Still, games rarely have such lasting impact if they don’t play well, and the Super Mario Bros. franchise is most lauded for its elevated gameplay. It isn’t just pinpoint controls that are the envy of similar platofrmers (play a round of Mario and then try dealing with the floaty physics of the Little Big Planet games), but also the ingenious level design. The first level of Super Mario Bros. is a tutorial wrapped in gameplay. As you progress rightward on the first screen you encounter the first Goomba enemy. Touch it and you die—thereby teaching the player they need to jump. It so happens that this jump normally aligns the player under the first question block that releases the first coin of the game. Now knowing the blocks have rewards, the immediate next question block surprises the player with the game’s first power-up, a mushroom. Having learned that you should avoid Goombas, you may attempt to avoid the mushroom (they look remarkably similar), but it’s designed to fall off the ledge, hit the pipe, and bounce back at you. For someone unskilled playing their first game, the likelihood is that on its bounce back it will hit them, making them grow into Super Mario, thereby teaching a core mechanic of the gameplay. That’s brilliant level and game design, and in the literary realm we might use the old adage “show, don’t tell” to describe it.
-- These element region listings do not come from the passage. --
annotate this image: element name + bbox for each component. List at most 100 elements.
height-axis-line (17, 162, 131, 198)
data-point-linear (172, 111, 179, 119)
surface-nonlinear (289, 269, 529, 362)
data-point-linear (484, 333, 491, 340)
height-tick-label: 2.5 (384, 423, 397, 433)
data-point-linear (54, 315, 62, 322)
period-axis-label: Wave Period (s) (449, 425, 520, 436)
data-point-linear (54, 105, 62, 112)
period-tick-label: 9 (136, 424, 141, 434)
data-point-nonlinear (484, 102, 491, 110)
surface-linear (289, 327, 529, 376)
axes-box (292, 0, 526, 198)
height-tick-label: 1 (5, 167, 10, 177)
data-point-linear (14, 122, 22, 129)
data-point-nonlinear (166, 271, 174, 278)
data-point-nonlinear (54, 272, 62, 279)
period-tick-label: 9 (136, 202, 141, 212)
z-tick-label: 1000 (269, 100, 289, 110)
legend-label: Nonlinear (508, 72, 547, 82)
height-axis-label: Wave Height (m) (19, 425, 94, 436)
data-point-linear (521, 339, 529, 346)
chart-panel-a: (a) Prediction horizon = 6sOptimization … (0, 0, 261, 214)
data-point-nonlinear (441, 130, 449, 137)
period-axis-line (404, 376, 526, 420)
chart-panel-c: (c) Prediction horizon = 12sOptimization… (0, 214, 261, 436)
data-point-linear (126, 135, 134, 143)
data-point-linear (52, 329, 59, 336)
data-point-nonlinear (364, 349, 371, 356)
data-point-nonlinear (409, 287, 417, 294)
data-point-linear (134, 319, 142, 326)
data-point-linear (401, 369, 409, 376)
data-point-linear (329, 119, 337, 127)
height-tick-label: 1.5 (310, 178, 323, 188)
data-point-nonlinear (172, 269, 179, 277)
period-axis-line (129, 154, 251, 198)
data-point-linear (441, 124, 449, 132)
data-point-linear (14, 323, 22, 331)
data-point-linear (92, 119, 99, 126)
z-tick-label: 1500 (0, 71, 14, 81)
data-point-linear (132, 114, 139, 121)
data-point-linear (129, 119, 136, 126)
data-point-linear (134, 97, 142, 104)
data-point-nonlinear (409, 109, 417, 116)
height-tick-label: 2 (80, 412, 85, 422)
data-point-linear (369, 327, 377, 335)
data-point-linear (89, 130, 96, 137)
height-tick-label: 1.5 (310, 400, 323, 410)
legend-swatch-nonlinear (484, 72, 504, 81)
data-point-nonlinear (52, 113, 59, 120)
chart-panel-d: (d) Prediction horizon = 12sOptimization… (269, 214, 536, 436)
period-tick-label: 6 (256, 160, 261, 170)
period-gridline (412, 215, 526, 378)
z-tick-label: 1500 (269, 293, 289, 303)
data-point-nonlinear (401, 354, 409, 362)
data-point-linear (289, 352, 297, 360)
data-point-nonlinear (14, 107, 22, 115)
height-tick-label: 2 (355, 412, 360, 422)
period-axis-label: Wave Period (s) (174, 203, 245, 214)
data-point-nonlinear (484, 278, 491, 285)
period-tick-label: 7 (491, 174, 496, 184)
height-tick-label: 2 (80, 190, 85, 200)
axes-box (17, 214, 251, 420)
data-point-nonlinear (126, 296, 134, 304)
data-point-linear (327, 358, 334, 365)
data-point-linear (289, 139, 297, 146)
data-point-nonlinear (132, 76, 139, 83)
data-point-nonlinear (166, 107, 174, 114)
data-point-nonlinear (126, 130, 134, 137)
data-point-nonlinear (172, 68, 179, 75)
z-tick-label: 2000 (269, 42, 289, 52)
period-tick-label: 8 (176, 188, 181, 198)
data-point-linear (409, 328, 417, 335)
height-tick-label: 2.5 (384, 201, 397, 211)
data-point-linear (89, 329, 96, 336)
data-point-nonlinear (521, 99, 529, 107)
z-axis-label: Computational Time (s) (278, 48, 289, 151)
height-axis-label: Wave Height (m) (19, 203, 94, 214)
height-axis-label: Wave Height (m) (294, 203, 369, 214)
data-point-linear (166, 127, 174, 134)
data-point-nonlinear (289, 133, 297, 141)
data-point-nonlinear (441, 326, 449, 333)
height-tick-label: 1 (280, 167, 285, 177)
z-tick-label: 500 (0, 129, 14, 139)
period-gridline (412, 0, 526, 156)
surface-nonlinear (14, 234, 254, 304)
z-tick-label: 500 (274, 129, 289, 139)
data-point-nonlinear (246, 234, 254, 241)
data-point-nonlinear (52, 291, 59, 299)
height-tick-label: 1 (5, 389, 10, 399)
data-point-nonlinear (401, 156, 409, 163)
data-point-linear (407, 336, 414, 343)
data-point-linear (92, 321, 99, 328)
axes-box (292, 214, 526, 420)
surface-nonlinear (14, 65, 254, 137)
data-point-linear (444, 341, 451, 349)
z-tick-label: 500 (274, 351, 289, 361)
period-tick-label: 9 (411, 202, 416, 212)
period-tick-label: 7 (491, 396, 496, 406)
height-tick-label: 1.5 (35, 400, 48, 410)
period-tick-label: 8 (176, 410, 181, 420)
Show the player how to play—don’t tell them.Thirty years later, new generations are discovering the back catalog of Mario titles. My nephews play them on handheld devices in the backseat of the car. Their timeless nature led to the anniversary- minded release of Super Mario Maker, a new title that allows anyone to make their own Mario levels and share them with players around the world. This is to say nothing of the countless spinoff games (Mario Kart, Mario Party, Dr. Mario, etc.), merchandise such as toothbrushes and bed sheets, and even a Hollywood motion picture that have followed Mario’s debut. These details add to his stature as an icon, but it was the original Super Mario Bros. that set him on a course for reshaping—and in many ways defining—an entire medium.